New trials granted to Michigan Innocence Clinic clients

By Kristy Demas
U-M Law

Two clients, 26 Michigan Innocence Clinic (MIC) students, and more than seven years' work. These numbers tell the story of Justly Johnson and Kendrick Scott, co-defendants that the MIC successfully represented before the Michigan Supreme Court in its request for a new trial in the 1999 Mother's Day slaying of a woman.

Imran Syed, a clinical professor of law and assistant director of the University of Michigan Law School's Innocence Clinic, led the team of student-attorneys, but also gives credit to the Wisconsin Innocence Project for its work supporting Johnson before the MIC took the case in 2011.

The defendants had been convicted of shooting and killing a woman in the early hours of the morning on the east side of Detroit. The woman, with her three children in the van, had driven to a dark street at her husband's request. She was told to wait in the van while he conducted business inside a nearby house.
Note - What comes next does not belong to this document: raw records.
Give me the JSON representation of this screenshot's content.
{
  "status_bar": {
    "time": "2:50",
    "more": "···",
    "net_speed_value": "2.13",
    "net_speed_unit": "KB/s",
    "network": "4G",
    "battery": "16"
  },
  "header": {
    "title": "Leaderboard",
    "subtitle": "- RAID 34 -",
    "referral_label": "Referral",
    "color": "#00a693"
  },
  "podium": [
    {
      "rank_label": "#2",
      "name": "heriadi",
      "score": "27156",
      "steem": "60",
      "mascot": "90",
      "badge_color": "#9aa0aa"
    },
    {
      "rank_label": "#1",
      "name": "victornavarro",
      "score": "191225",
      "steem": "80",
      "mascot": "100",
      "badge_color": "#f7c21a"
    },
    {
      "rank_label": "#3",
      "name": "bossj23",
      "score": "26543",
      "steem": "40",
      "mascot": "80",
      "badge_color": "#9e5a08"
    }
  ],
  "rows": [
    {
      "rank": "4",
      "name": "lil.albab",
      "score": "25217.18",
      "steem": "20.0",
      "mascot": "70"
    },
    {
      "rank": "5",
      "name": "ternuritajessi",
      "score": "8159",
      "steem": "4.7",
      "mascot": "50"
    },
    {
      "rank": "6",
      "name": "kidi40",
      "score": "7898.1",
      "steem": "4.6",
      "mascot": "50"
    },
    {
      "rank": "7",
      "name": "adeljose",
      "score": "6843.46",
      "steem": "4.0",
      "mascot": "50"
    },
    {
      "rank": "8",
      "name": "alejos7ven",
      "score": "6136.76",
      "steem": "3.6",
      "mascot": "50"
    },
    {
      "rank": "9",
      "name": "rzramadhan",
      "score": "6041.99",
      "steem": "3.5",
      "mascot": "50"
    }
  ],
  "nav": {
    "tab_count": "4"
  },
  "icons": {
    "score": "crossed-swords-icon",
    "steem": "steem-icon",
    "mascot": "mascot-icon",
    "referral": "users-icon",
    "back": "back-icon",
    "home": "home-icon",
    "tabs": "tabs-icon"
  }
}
Tired of waiting, she knocked on the door of the house but was told by her husband to return to the van. As she was climbing inside the vehicle, she was fatally shot.

Johnson and Scott, along with two other men, were arrested as suspects-essentially because they were in the area at the time. After their arrest, all four were pressured by police to implicate one another-resulting in Johnson and Scott being charged and the other two men serving as witnesses. "This type of police activity was common in Detroit in the '90s and early 2000s," Syed explained, "and it resulted in a number of wrongful convictions."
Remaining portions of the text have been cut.